I remember driving down the Pan American highway near Guatemala City one time (racing is probably the better term for what I was doing). I rounded a turn and there was a Guatemalan Army rat patrol (two jeeps with machine guns mounted on posts in the rear) stopping traffic. Well, there was no way I could stop before going past them, and I think the soldiers were kind of pissed off at me for that. (I'll never forget the feeling I got from seeing the machine gun swing around at me in the rear-view mirror as I'm braking to a stop way too far down the road from them.) After they searched the car I got on their good side by showing them where they had missed a big hiding place in which a bad guy could hide all kinds of weapons in the Citroen.

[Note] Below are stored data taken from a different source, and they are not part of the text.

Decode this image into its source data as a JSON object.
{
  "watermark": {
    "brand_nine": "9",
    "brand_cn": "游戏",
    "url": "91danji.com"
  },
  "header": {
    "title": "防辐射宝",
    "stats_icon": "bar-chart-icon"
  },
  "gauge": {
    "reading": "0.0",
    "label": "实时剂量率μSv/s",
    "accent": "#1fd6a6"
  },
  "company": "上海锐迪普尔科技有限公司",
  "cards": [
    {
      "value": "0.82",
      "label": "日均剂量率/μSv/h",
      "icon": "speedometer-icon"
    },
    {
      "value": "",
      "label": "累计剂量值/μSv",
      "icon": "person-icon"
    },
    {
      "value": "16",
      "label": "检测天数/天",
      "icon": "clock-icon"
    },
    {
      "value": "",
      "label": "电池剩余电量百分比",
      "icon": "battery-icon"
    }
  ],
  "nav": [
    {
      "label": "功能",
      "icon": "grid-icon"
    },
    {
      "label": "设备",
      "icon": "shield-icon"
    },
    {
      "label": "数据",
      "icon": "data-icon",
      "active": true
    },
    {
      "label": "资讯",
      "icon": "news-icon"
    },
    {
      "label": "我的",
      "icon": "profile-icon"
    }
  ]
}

There was one bad thing about the car: the same hydraulic system ran the steering, the brakes and the suspension. It so happened that the year after my Mom's car came out they changed the hydraulic fluid formulation. At one service they changed the hydraulic fluid and put in the wrong kind, which wound up blowing out all kinds of seals. Later on I found myself driving down the highway when all of a sudden the steering got hard, I had no brakes and the car sunk all the way to the lowest suspension setting. That was a little dangerous! The same thing happened another time when a filter clogged in the hydraulic system, probably from residue left over from the wrong-fluid fiasco.
All in all I really like the "Sit-tron" (as my friends called it). Most people thought it was plug ugly, but I thought it was cool looking, all aerodynamic and such. I'd like to have one today.
Maybe I can some day. I just found the The Citroen Club Of America!
I had some really good times in and with that car. Some of them would have curled my Mother's teeth, but hey, I was a teen-ager, OK?